Plan for peak traffic and launch events

This document in the Google Cloud Architecture Framework shows you how to plan for peak traffic and launch events to avoid disrupting your business.

Peak events are major business-related events that cause a sharp increase in traffic beyond the application's standard baseline. These peak events require planned scaling.

For example, retail businesses with an online presence can expect peak events during holidays. Black Friday, which occurs the day after Thanksgiving in the United States, is one of the busiest shopping days of the year. For the healthcare industry in the United States, the months of October and November can have peak events due to spikes in online traffic for benefits enrollment.

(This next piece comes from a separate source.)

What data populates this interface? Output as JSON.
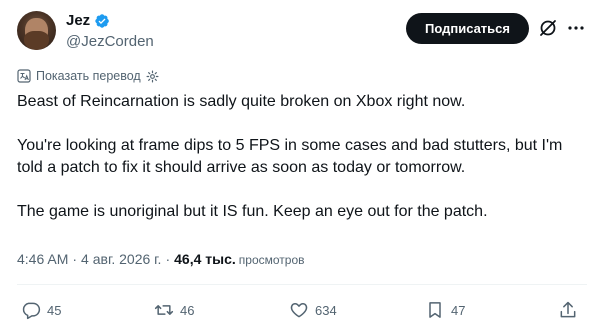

Launch events are any substantial roll outs or migrations of new capability in production. For example, a migration from on-premises to the cloud, or a launch of a new product service or feature.

If you are launching a new product, you should expect an increased load on your systems during the announcement and potentially after. These events can often cause load increases of 5–20 times (or greater) on frontend systems. That increased load increases the load on backend systems as well. Often, these frontend and backend loads are characterized by rapid scaling over a short time as the event opens for web traffic. Launch events involve a trailing decrease in traffic to normal levels. This decrease is usually slower than the scale to peak.

Peak and launch events includes three stages:

  • Planning and preparation for the launch or peak traffic event
  • Launching the event
  • Reviewing event performance

The practices described in this document can help each of these stages run smoothly.

Create a general playbook for launch and peak events

Build a general playbook with a long-term view of current and future peak events. Keep adding lessons learned to the document, so it can be a reference for future peak events.

Plan for your launch and for peak events

Plan ahead. Create business projections for upcoming launches and for expected (and unexpected) peak events. Preparing your system for scale spikes depends on understanding your business projections. The more you know about prior forecasts, the more accurate you can make your new business forecasts. Those new forecasts are critical inputs into projecting expected demand on your system.

Establishing program management and coordinated planning—across your organization and with third-party vendors—is also a key to success. Get these teams set up early so that your program management team can set timelines, secure budgets, and gather resources for additional infrastructure, testing support, and training.

It's important to set up clear communication channels. Communication is critical for all stages of a launch or a peak event. Discuss risks and areas of concern early and swarm issues before they become blockers. Create event planning documentation. Condense the most critical information about the peak event and distribute it. Doing so helps people absorb planning information and resolves basic questions. The document helps brings new people up to speed on peak-event planning.

Document your plan for each event. As you document your plan, ensure that you do the following:

  • Identify any assumptions, risks, and unknown factors.
  • Review past events to determine relevant information for the upcoming launch or peak event. Determine what data is available and what value that data has provided in the past.
  • Detail the rollback plan for launch and migration events.
  • Perform an architecture review:
    • Document key resources and architectural components.
    • Use the Architecture Framework to review all aspects of the environment for risks and scale concerns.
    • Create a diagram of how major components are connected. A diagram can help you isolate issues faster and expedite resolution.
  • If appropriate, configure the service to use alert actions to auto-restart if there's a failure. When using Compute Engine, consider using autoscaling for handling throughput spikes.
  • Identify metrics and alerts to track:
    • Identify business and system metrics to monitor for the event. If any metrics or service level indicators (SLIs) aren't being collected, modify the system to collect this data.
    • Ensure you have sufficient monitoring and alerting capabilities and have reviewed normal and previous peak traffic patterns. Ensure alerts are set appropriately.
    • Ensure system metrics are being captured with monitoring and alert levels of interest.
  • Review your increased capacity requirements with your Google Cloud account team and plan for the required quota management. For more details, review Ensure your quotas match your capacity requirements.
  • Ensure you have appropriate cloud support levels, your team understands how to open support cases, and you have an escalation path established. For more details, review Establish cloud support and escalation processes.
  • Define a communication plan, timeline, and responsibilities:
    • Engage cross-functional stakeholders to coordinate communication and program planning. These stakeholders can include appropriate people from technical, operational, and leadership teams, and third-party vendors.
    • Establish an unambiguous timeline containing critical tasks and the teams that own them.
    • Establish a responsibility assignment matrix (RACI) to communicate ownership for teams, team leads, stakeholders, and responsible parties.

Establish review processes

When the peak traffic event or launch event is over, review the event to document the lessons you learned. Then, update your playbook with those lessons. Finally, apply what you learned to the next major event. Learning from prior events is important, especially when they highlight constraints to the system while under stress.

Retrospective reviews, also called postmortems, for peak traffic events or launch events are a useful technique for capturing data and understanding the incidents that occurred. Do this review for peak traffic and launch events that went as expected, and for any incidents that caused problems. As you do this review foster a blameless culture.